L’adaptation aux nouvelles guerres

Les stocks américain et russe d’armes nucléaires ont déjà fortement diminué depuis vingt ans mais ils restent à des niveaux sans commune mesure avec l’évolution du monde : 5521 têtes déployées pour les Etats-Unis, 5682 pour la Russie. Les autres pays nucléaires sont très loin de ces chiffres : 348 têtes pour la France, 185 pour la Grande-Bretagne, 130 ( ?) pour la Chine, entre 100 et 200 pour Israël, 50 ( ?) pour l’Inde, autant pour le Pakistan.

Il y a donc une rationalité certaine du point de vue américain à vouloir réduire sensiblement le volume de son arsenal nucléaire, ce qui malgré les effets d’annonce n’empêche pas de le moderniser et de le rationaliser : c’est ainsi qu’en 2006 les têtes nucléaires W62 des missiles intercontinentaux minuteman ont commencé à être remplacées par les têtes W87, deux fois plus puissantes, récupérées sur les missiles peacekeeper (MX) retirés du service. la même année le gouvernement bush a déposé un projet de renouvellement de toutes les têtes nucléaires US (les dernières avaient été fabriquée sen 1989).

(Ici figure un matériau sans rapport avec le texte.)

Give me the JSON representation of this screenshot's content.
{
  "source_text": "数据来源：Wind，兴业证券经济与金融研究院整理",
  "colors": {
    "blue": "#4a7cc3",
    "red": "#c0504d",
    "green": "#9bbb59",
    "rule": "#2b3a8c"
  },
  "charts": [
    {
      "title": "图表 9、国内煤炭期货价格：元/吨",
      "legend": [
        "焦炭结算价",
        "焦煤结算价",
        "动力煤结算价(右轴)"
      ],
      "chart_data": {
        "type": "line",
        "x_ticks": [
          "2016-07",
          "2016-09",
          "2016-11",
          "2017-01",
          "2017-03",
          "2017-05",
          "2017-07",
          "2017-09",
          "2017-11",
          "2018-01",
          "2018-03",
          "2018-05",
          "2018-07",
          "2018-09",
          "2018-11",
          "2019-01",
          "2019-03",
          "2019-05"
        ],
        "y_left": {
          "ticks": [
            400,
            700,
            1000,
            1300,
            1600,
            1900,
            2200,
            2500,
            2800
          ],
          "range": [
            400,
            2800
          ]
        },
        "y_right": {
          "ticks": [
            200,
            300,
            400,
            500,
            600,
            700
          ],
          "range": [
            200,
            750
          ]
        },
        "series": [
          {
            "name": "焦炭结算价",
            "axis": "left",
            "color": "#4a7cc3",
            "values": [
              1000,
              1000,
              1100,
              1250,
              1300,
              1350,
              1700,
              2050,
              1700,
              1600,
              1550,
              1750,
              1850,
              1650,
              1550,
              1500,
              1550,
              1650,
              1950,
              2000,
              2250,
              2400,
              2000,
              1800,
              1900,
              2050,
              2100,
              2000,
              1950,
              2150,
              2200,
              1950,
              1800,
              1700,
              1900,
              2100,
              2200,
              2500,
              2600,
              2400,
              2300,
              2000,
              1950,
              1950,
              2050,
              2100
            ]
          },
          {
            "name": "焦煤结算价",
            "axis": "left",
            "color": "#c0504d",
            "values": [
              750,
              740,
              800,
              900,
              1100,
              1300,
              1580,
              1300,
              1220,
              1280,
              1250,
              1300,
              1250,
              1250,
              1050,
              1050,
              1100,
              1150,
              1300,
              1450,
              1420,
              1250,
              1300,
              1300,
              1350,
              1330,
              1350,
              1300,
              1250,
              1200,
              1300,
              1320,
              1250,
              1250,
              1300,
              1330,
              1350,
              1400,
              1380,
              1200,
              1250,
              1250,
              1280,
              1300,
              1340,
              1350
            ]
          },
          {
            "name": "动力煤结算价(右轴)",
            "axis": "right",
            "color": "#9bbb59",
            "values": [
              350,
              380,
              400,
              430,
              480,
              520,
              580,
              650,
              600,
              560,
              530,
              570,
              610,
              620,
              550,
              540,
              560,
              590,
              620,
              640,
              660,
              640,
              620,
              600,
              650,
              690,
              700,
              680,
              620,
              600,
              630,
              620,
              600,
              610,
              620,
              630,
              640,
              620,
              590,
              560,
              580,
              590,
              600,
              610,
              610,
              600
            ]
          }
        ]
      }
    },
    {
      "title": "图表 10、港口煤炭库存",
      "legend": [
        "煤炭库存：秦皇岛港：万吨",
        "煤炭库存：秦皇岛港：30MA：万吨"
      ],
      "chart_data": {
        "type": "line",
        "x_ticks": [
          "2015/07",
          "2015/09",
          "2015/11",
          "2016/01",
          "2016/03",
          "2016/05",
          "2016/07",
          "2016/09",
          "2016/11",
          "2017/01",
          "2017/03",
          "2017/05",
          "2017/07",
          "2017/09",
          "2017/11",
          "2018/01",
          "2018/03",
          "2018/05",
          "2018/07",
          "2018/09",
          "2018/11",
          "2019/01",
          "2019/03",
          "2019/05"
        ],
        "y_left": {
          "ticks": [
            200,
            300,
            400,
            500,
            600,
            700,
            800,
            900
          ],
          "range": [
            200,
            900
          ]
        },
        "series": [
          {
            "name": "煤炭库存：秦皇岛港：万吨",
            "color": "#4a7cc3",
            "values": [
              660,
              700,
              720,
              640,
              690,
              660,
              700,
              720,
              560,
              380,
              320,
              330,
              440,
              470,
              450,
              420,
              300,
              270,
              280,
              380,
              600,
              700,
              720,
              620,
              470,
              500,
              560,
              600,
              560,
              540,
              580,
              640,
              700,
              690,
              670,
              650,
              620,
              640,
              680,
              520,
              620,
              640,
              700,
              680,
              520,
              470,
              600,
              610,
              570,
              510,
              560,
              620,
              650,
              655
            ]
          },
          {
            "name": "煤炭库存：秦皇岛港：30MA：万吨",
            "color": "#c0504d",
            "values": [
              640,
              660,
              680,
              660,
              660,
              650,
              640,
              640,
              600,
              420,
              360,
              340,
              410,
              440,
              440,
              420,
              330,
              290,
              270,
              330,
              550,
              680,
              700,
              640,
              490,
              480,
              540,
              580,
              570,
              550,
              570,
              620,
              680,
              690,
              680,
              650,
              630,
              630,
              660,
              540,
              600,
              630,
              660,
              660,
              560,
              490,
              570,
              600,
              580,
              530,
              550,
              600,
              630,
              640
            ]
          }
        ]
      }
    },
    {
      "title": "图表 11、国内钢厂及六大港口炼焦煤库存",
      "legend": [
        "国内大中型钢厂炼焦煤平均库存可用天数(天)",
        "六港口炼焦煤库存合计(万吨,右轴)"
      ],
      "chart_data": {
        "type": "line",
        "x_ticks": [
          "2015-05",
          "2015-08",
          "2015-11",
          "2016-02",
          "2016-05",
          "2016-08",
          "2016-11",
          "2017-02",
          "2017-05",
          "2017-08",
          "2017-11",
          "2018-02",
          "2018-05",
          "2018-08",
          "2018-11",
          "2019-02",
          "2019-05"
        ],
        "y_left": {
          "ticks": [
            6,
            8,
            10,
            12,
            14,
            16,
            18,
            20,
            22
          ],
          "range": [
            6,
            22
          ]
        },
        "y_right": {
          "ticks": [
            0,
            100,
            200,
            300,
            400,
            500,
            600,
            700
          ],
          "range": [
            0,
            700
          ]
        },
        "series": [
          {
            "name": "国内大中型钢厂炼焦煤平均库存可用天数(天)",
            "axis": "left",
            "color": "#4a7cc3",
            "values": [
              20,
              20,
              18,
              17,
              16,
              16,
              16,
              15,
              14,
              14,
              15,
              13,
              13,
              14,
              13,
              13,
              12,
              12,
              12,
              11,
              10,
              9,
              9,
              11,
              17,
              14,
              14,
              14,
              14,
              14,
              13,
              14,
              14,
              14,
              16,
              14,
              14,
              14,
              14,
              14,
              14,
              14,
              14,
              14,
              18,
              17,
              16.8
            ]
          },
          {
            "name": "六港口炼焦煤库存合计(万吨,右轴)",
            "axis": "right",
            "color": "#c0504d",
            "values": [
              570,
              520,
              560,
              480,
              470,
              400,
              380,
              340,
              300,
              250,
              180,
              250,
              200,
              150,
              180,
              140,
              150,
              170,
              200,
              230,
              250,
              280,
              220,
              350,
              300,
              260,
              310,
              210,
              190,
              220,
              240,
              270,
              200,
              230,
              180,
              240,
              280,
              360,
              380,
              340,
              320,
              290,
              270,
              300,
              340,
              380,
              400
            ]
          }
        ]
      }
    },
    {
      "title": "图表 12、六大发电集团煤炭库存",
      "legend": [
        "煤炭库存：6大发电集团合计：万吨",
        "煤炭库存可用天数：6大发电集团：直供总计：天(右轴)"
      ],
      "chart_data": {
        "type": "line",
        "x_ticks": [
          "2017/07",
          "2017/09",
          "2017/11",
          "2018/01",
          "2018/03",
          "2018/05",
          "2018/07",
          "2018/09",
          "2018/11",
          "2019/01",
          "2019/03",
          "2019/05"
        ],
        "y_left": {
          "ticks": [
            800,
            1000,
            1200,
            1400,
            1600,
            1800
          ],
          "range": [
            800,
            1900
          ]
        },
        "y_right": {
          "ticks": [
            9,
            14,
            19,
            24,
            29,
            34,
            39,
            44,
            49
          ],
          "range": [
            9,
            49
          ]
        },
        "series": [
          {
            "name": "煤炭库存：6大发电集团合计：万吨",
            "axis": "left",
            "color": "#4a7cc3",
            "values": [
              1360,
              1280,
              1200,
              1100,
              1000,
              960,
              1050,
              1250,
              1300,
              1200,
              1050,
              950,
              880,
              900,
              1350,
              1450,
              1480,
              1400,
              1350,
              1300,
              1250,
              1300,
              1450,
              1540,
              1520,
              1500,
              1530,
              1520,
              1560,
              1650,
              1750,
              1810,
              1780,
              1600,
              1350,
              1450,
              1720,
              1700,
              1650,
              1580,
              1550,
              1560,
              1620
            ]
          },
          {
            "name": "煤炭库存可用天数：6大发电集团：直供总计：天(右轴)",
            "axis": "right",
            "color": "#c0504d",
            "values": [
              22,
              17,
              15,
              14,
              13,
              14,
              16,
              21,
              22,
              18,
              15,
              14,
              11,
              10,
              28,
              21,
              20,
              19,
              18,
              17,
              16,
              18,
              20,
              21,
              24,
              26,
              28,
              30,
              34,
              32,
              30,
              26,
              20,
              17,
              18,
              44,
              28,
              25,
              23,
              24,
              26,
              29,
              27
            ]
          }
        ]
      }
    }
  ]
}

C’est dire que dans les faits, le discours censé promouvoir « la dénucléarisation de la planète » est plutôt tourné vers une réorganisation de la défense américaine, pour s’adapter aux transformations actuelles de la guerre. Ce qui est convergent avec les modifications actuelles : non seulement l’administration Bush demande 235 milliards de dollars supplémentaires de crédits de défense pour les deux années à venir, mais les effectifs vont augmenter de manière significative d’ici 2012 : l’armée de terre va passer de 482 000 à 547 000 et les marines de 175 000 à 202 00 soldats : au total, ce sont donc 92 000 hommes supplémentaires voués aux taches d’intervention à terre.

C’est là un des aspects les plus significatifs de l’évolution actuelle.